Inherent risks involve unrecorded liabilities (errors resulting from ineffective controls related to recording receipts of goods or services, fraudulent financial reporting resulting from recognizing expenses and liabilities in the proper period), noncancellable purchase agreements (necessary to recognize losses due to permanent declines in market value) and capitalizing expenses.
Documents and records involved in the acquisition & expenditures cycle include purchase requisitions, purchase orders, receiving reports, vendor's invoice, checks, accounts payable master file, and CD master file.
Audit evidence in management reports and data files include open purchase orders, unmatched receiving reports, unmatched vendor invoices, accounts (voucher) payable trial balances, purchase journals, and fixed asset reports.
The functions of the purchasing process includes requisitioning (initiation and approval of requests for goods and services by authorized individuals consistent with management criteria), purchasing (approval of purchase orders and proper execution as to price, quantity, quality, and vendor), receiving (receipt of properly authorized goods and services), invoice processing (processing of vendor invoices for goods and services received; also processing of adjustments for allowances, discounts, and returns), disbursements (processing of payment to vendors), accounts payable (recording of all vendor invoices, cash disbursements, and adjustments in individual vendor accounts), general ledger (proper accumulation, classification, and summarization of purchases, cash disbursements, and payables in the general ledger).
The internal controls audit approach involves understanding internal controls (study the client's flowcharts, review internal control questionnaires, perform walk-through tests), assess planned control risk (authorization of purchases, segregation of duties, timely recording and independent review of transactions, authorization of payments), and determining the extent of testing of internal controls (identify the key internal controls and weaknesses and assesses control risk, perform tests of controls to obtain evidence that controls are operating effectively.
Segregation of duties: The purchasing function should be segregated from the requisitioning and receiving functions (if one individual is responsible for the requisition, purchasing, and receiving functions, fictitious purchases can be made. This can result in the theft of goods and possibly payment for unauthorized purchases.
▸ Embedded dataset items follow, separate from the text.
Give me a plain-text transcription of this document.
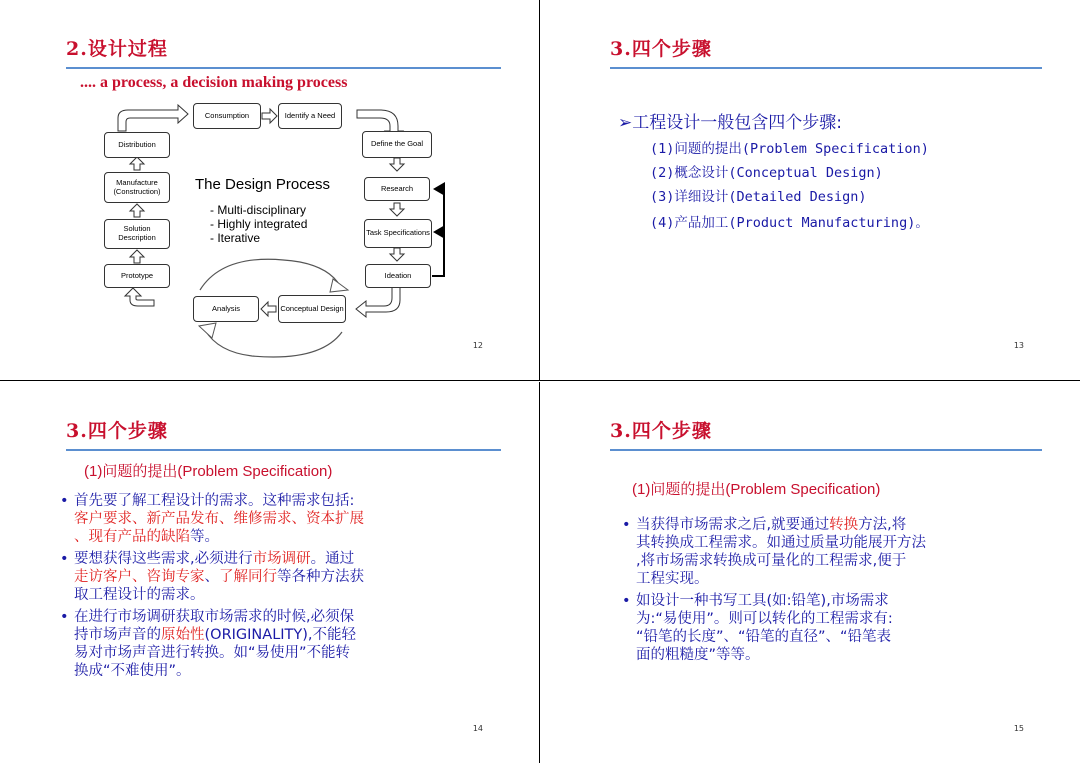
2.设计过程
.... a process, a decision making process
Consumption	Identify a Need
Define the Goal
Research
Task Specifications
Ideation
Conceptual Design
Analysis
Prototype
Solution Description
Manufacture (Construction)
Distribution
The Design Process
- Multi-disciplinary
- Highly integrated
- Iterative
12
3.四个步骤
➢工程设计一般包含四个步骤:
(1)问题的提出(Problem Specification)
(2)概念设计(Conceptual Design)
(3)详细设计(Detailed Design)
(4)产品加工(Product Manufacturing)。
13
3.四个步骤
(1)问题的提出(Problem Specification)
• 首先要了解工程设计的需求。这种需求包括:
客户要求、新产品发布、维修需求、资本扩展
、现有产品的缺陷等。
• 要想获得这些需求,必须进行市场调研。通过
走访客户、咨询专家、了解同行等各种方法获
取工程设计的需求。
• 在进行市场调研获取市场需求的时候,必须保
持市场声音的原始性(ORIGINALITY),不能轻
易对市场声音进行转换。如“易使用”不能转
换成“不难使用”。
14
3.四个步骤
(1)问题的提出(Problem Specification)
• 当获得市场需求之后,就要通过转换方法,将
其转换成工程需求。如通过质量功能展开方法
,将市场需求转换成可量化的工程需求,便于
工程实现。
• 如设计一种书写工具(如:铅笔),市场需求
为:“易使用”。则可以转化的工程需求有:
“铅笔的长度”、“铅笔的直径”、“铅笔表
面的粗糙度”等等。
15
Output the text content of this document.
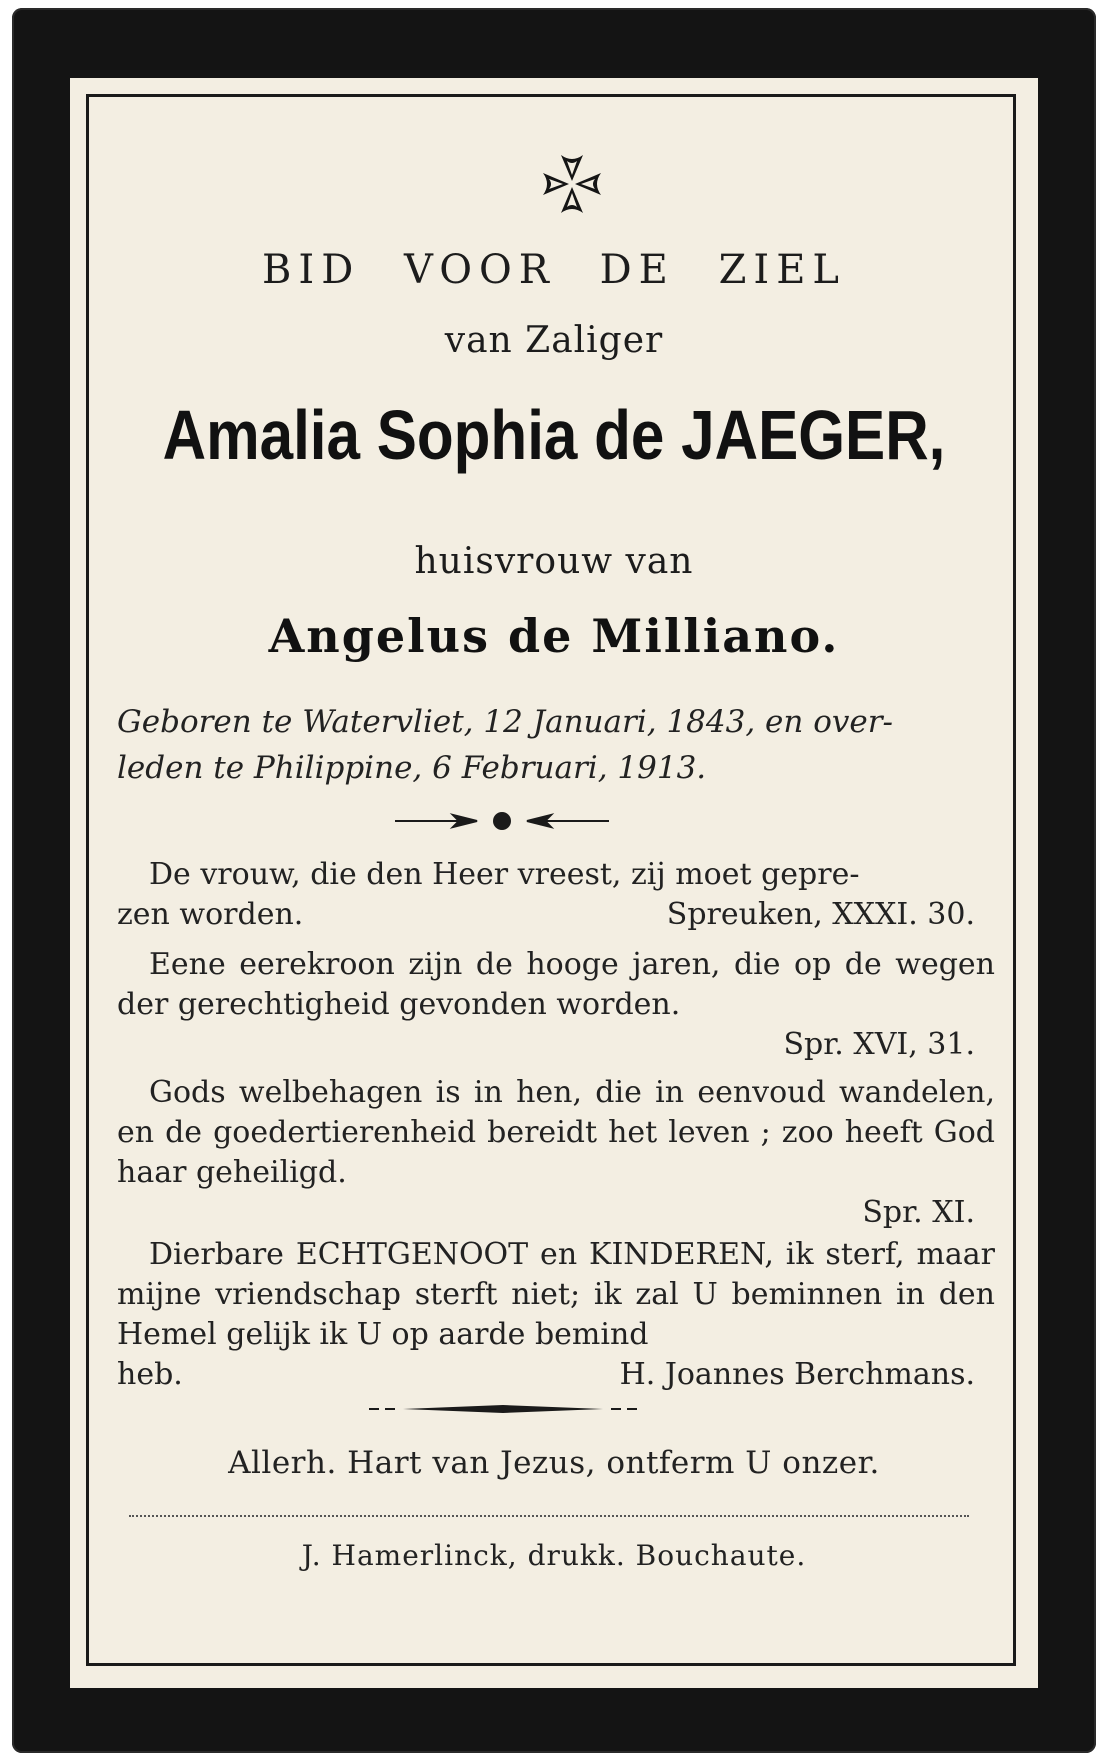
BID VOOR DE ZIEL
van Zaliger
Amalia Sophia de JAEGER,
huisvrouw van
Angelus de Milliano.
Geboren te Watervliet, 12 Januari, 1843, en over-
leden te Philippine, 6 Februari, 1913.
De vrouw, die den Heer vreest, zij moet gepre-
zen worden.	Spreuken, XXXI. 30.
Eene eerekroon zijn de hooge jaren, die op de wegen der gerechtigheid gevonden worden.
Spr. XVI, 31.
Gods welbehagen is in hen, die in eenvoud wandelen, en de goedertierenheid bereidt het leven ; zoo heeft God haar geheiligd.
Spr. XI.
Dierbare ECHTGENOOT en KINDEREN, ik sterf, maar mijne vriendschap sterft niet; ik zal U beminnen in den Hemel gelijk ik U op aarde bemind
heb.	H. Joannes Berchmans.
Allerh. Hart van Jezus, ontferm U onzer.
J. Hamerlinck, drukk. Bouchaute.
The invoice-processing function should be segregated from the accounts payable function (if one individual is responsible for the invoice-processing and accounts payable function, purchase transactions can be processed at the wrong price of terms or a cash disbursement can be processed for goods not received; this can result in overpayment of goods or the theft of cash), the disbursement function should be segregated from the accounts payable function (if one individual is responsible for the disbursement function and also has access to the accounts payable records, unauthorized checks supported by fictitious documents can be issued and unauthorized transactions can be recorded; this can result in theft of the entity's cash), and the accounts payable function should be segregated from the general ledger function (if one individual is responsible for the accounts payable records and also for the general ledger that individual can conceal any defalcation that would normally be detected by reconciling subsidiary records with the general ledger control account.